Pembebasan para sandera ini memang merupakan sesuatu yang rumit, pemerintah kita nampaknya bekerja dengan ekstra hati-hati, karena nyawa warganya sekarang berada dalam genggaman para milisi Abu Sayaf yang memberontak dinegaranya.  Pemberontak yang menuntut kemerdekaan bagi bangsa Moro di Filiphina Selatan

Tentara Filiphina sendiri sudah bertahun-tahun berusaha menumpas kelompok ini, melakukan berbagai serangan dan penumpasan untuk melenyapkan mereka, tapi nyatanya kelompok ini masih tetap eksis sampai hari ini. Bahkan menurut informasi,  keberadaan mereka semakin kuat dan sangat dicintai oleh masyarakat Mindanao. Mereka menjadi pelindung sekaligus menjadi pahlawan bagi masyarakat miskin dinegeri itu.

Sampai hari ini para penyandera masih bersikap santun dan tidak brutal, memperlakukan para awak kapal yang mereka sandera sebagai mana mestinya. Tapi mengingat tuntutannya yang sedemikain besar dan sulit dipenuhi itu membuat kita menjadi cemas juga. Besarnya nilai yang mereka minta adalah sesuatu yang tidak masuk akal, dan jika tebusan tidak terpenuhi apakah ada jaminan mereka akan berlaku santun terhadap crew kapal kita yang mereka sandera.

Bagi Indonesia, memenuhi permintaan tebusan para sandera itu juga bukan sesuatu yang mudah, bukan hanya soal jumlahnya, tetapi juga soal harga diri sebagai sebuah negara yang berdaulat. Kita tentunya tidak mau tunduk pihak lain, bendera harus dikibarkan, warga Indonesia harus dibebaskan. Kita tidak ingin ada kesan bahwa kita bisa didikte oleh bangsa lain, apalagi oleh kelompok kecil yang menjadi pemberontak dinegaranya.

Tapi kembali lagi, bahwa saat ini situasinya sedemikian rumit, sepuluh nyawa warga negara Indonesia berada dimulut senjata kaum milisi, apakah kita akan merelakan nyawa mereka demi harga diri bangsa, atau sebaliknya kita menyerah demi keselamatan nyawa mereka.
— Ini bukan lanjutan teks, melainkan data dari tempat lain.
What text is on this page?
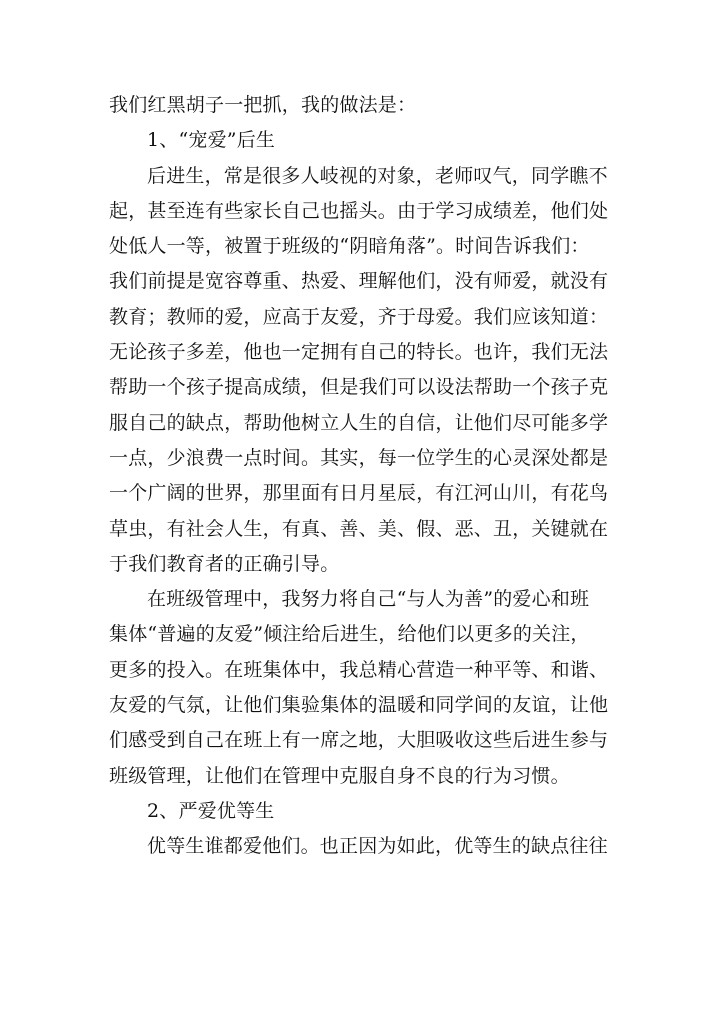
我们红黑胡子一把抓，我的做法是：
1、“宠爱”后生
后进生，常是很多人岐视的对象，老师叹气，同学瞧不
起，甚至连有些家长自己也摇头。由于学习成绩差，他们处
处低人一等，被置于班级的“阴暗角落”。时间告诉我们：
我们前提是宽容尊重、热爱、理解他们，没有师爱，就没有
教育；教师的爱，应高于友爱，齐于母爱。我们应该知道：
无论孩子多差，他也一定拥有自己的特长。也许，我们无法
帮助一个孩子提高成绩，但是我们可以设法帮助一个孩子克
服自己的缺点，帮助他树立人生的自信，让他们尽可能多学
一点，少浪费一点时间。其实，每一位学生的心灵深处都是
一个广阔的世界，那里面有日月星辰，有江河山川，有花鸟
草虫，有社会人生，有真、善、美、假、恶、丑，关键就在
于我们教育者的正确引导。
在班级管理中，我努力将自己“与人为善”的爱心和班
集体“普遍的友爱”倾注给后进生，给他们以更多的关注，
更多的投入。在班集体中，我总精心营造一种平等、和谐、
友爱的气氛，让他们集验集体的温暖和同学间的友谊，让他
们感受到自己在班上有一席之地，大胆吸收这些后进生参与
班级管理，让他们在管理中克服自身不良的行为习惯。
2、严爱优等生
优等生谁都爱他们。也正因为如此，优等生的缺点往往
Pilihan yang paling teat tentulah menyelamatkan nyawa warga dan mempertahankan harga diri bangsa. Sesulit apapun situasinya, kedua hal itu tetap harus kita perjuangkan, dan oleh karenanyalah bergaung tuntutan agar kita bersikap arif,  dan pilihan yang paling memungkinkan adalah berjuang lewat jalur diplomasi. Disinilah ketangguhan para diplomat kita diuji dan dipertaruhkan.

Tenggat waktu yang diberikan penyandera itu masih ada seminggu lagi ( s/d 8 Maret )  waktu yang singkat untuk sebuah urusan rumit, semoga saja para diplomat kita bisa menyelesaikannya sebelum akhirnya tentara memutuskan untuk melakukan operasi militer. Jika upaya diplomasi menemui jalan buntu dan operasi militer yang menjadi pilihan, maka kitapun menunggu dengan harap-harap cemas, akan nasib sepuluh crew kapal yang saat ini sedang berada diujung laras mereka.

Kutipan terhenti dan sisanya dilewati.